The new house has been designed to celebrate ‘approach, entrance and arrival’ which is seen as a critical element in the success and re-development of the site. To achieve this we have orientated the house on a north-south axis to create more defined public and private realms and to maximise winter solar gain. Particular emphasis has been placed on creating strong visual and physical links to the garden spaces, particularly the private front garden with attenuation pond, which will enjoy the south sun, while being screened by trees and hedging.
Architecturally, the house has been designed to be respectful to its surroundings, with careful thought given to massing, form and materials. The mono pitch roofs (with their lower eaves and ridge heights) reinforce this sensitive approach by enabling the property to ‘sit down’ in the landscape when viewed from the street, while creating a more dramatic elevation to the rear.
The proposed dwelling uses a contemporary vernacular to express each elevation. Each elevation has been designed differently to respond to its immediate context. The mass of the house has been expressed as two wings to create an interesting roof line, one roof perpendicular to the other. Due to the close proximity of the clients existing home, the placement of windows were carefully considered in each elevation, ensuring views to the garden and countryside beyond were framed, forming a connection with the cycles of nature in the surrounding gardens and fields, while avoiding overlooking and privacy concerns.

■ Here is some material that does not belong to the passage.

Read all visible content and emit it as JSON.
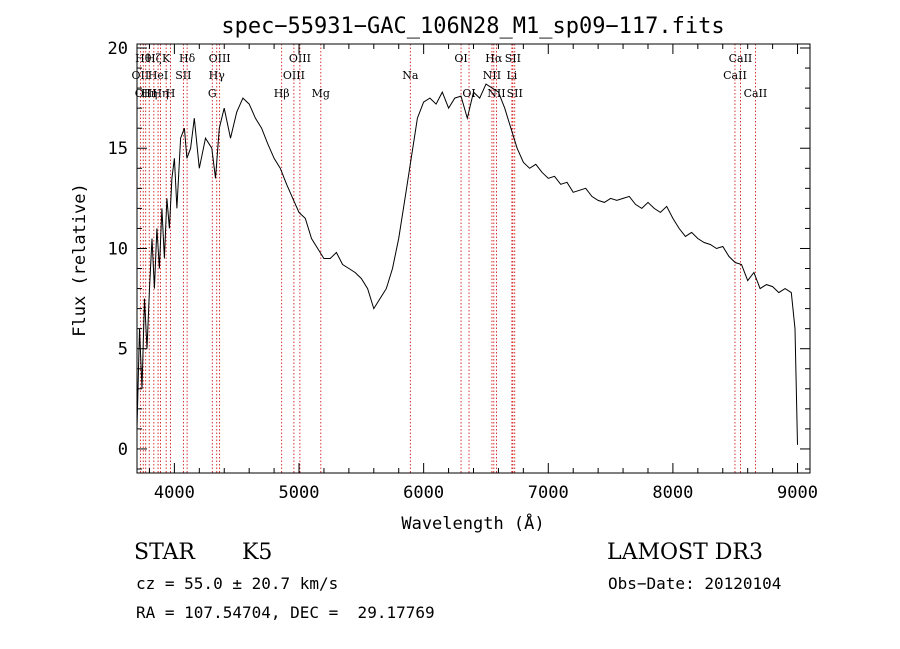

At the front of the house (south), the entrance has been marked by a modern porch canopy structure extruded from the principle elevation. The line of the porch roof is then extruded across the width of the house to form a wooden pergola to control solar glare into the lounge and snug, which in turn casts shadows/patterns onto the rendered walls to further animate the facade. Timber boarding has been added to the new garage to visually tie both buildings together in a harmonious way.
As part of the design process a number of methods of construction were explored and assessed for their suitability. Ultimately off-site pre-manufactured panels were specified as they appeared to offer the best balance in terms of air tightness, construction time, specification and cost.
The panels were supplied by Svenskhomes, which arrived on site pre-insulated (with U-values of 0.16 W/m2K for walls and 0.13 W/m2K for roofs), with air-tightness and breather membranes fitted and windows and doors installed and sealed, which were then craned into position.
The home uses a number of integrated technologies, each one controlled by the Loxone Building Management System, which allows remote access via any wireless device with the app installed. This level of control has enabled the clients to become proactive and knowledgeable in the performance of their home.
A 4 KW PV panel array further adds to the sustainability of the dwelling, with each panel incorporating micro inverters, which gains better yields and allows the client to assess the efficiency of each panel. Any spare electricity from the PV array is automatically diverted to an immerSUN unit to heat the hot water.
The choice of construction, prefabricated timber kit, is perfect for this type of project, enabling the balance of speed and efficiency coupled with an environment control system that ensures that all building systems work together to keep the comfort level exactly how the client wishes. Excellent detailing and on-site control has enabled the high as-built air-tightness of the overall structure, which contributes to low running costs.